This is the key question behind a recent series of conversations between Bob Pozen and Justin Fox, the editorial director of the Harvard Business Review Group. For those of you who many not know him, Bob Pozen is a senior lecturer at Harvard Business School and the chairman emeritus of MFS Investment Management. (When Pozen was executive chairman, MFS managed over $200 billion in mutual funds and pension assets.) In anticipation of Pozen’s upcoming article on productivity in the May issue of the Harvard Business Review, I listened to a podcast in which Pozen provides some Productivity Secrets of a Very Busy Man:
- Focus on Results, Not on Time Spent. In his post, It’s Not the Time You Spend but the Result You Produce, he argues with the eloquence and passion that only a recovering lawyer can have that focusing on the time logged puts the incentives in the wrong place and inevitably has a deleterious effect on your personal life. To answer the concerns of lawyers who feel bound by the billable hour, he tells the following story:
- After the SEC, I worked for a law firm in Washington, D.C., for six years. While many lawyers stayed at the office late, I soon realized that charging clients by the number of hours worked did not make sense for me. In my view, it’s not the amount of time you spend on helping a client; it’s the result you’ve produced for your client. After a few years, my clients knew that I was efficient, so I ran an experiment. I sent them a letter explaining that in the future I would be billing them for double the time I actually spent on their work — unless they objected. Not one client objected.
- Know Your Comparative Advantage. While most people think about comparative advantage in terms of where they excel in relation to others, Pozen believes that each person should focus on those things that only they can do for their organizations. Put another way, what is their highest and greatest good from the perspective of their organization? (See What Not to Spend Your Time On.)

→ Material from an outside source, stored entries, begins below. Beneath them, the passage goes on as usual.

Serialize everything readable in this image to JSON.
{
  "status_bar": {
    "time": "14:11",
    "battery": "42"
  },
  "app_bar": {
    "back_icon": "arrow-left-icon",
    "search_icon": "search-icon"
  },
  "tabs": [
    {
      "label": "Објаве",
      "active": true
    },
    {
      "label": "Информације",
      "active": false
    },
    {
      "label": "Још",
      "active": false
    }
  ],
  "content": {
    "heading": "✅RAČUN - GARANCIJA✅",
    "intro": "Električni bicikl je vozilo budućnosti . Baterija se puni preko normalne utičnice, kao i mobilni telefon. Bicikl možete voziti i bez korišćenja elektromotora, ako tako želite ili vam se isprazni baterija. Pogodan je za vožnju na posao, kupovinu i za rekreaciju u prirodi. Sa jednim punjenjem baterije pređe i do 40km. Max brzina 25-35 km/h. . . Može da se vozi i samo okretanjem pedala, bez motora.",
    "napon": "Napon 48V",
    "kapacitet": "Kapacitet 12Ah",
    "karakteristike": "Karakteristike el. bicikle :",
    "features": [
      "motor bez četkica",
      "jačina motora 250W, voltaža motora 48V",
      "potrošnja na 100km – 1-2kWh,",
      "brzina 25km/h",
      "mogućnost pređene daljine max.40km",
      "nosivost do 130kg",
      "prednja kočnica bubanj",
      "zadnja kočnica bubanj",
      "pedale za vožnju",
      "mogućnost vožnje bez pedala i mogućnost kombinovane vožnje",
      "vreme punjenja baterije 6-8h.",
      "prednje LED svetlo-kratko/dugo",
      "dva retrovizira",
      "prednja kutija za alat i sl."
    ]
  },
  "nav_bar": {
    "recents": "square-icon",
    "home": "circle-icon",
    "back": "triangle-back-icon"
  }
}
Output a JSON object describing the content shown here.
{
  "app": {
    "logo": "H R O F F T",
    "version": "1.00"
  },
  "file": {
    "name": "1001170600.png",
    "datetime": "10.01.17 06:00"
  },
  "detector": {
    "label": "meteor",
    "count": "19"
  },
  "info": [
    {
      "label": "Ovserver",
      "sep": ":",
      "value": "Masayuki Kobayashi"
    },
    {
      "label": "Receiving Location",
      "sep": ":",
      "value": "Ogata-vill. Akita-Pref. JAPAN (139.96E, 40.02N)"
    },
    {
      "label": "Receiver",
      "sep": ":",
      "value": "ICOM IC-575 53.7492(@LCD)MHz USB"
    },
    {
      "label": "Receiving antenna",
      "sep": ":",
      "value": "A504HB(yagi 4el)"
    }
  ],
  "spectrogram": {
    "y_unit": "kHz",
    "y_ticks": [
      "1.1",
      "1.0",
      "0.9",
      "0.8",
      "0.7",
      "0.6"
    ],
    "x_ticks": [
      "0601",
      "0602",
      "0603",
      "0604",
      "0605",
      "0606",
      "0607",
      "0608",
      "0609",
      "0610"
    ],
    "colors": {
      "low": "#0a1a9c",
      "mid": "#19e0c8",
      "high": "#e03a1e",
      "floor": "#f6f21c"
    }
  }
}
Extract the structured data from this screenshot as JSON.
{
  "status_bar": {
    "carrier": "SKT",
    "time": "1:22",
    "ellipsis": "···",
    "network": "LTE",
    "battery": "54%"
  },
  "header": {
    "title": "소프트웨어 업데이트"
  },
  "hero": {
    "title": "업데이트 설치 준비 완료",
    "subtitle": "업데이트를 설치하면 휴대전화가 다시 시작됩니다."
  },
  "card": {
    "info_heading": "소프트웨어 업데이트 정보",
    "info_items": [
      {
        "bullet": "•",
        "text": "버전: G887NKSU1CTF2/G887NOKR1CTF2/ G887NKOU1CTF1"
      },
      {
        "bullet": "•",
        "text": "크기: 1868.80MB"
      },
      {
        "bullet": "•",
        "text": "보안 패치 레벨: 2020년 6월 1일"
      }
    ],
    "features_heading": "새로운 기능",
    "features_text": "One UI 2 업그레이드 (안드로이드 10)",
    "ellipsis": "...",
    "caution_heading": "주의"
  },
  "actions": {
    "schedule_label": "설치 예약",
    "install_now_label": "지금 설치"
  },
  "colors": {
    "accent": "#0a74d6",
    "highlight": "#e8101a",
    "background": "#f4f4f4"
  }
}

- Think First, Read or Write Second. Pozen believes that before you begin reading nonfiction, determine what it is you want to get out of your reading. Then, read to meet that goal. (See How to Be a Speed Reader.) Similarly, before you begin writing, create an outline that shows your intended conclusion and the path there. Of course, if your research send you in a different direction, you have to be prepared to adapt your outline accordingly. The key point is to have a sense of direction; don’t just stumble about in the dark. In case you’re skeptical about his approach, you should know that he produced his most recent book in nine months. It was 457 pages long and received good reviews. (See How to Be a Speed Writer.)
- Prepare Your Plan, But Be Ready to Change It. Pozen is a great advocate of spending a little time each evening to preview the next day’s calendar and plan what needs to be accomplished. He also uses this time to establish his priorities for the day. Here’s how he describes his approach:
- Every night I look over a schedule of exactly what I’m going to do the next day. I might have a call at 8:30 a.m., a meeting at 9 a.m., and so on. For each event on my schedule, I’ll write down a few words about what I want to get accomplished. Then, on the same page as the schedule, I’ll compose a list of tasks that I want to get done that day, in order of priority. As the day goes by, I check off the tasks that are completed. At the end of the day, I review the ones not done and decide when I should do them in the future — or to delete them if circumstances have changed.
- Nap! Pozen is a realist when it comes to circadian rhythm and understands that not everyone can work at peak productivity all afternoon. Therefore, he is an advocate of the 30-minute power nap. It’s the pause that refreshes — and it makes the rest of his highly accomplished life possible.
Before you leave the office tonight, make a list of the key things that need you need to accomplish on Monday. Then go off and enjoy your weekend!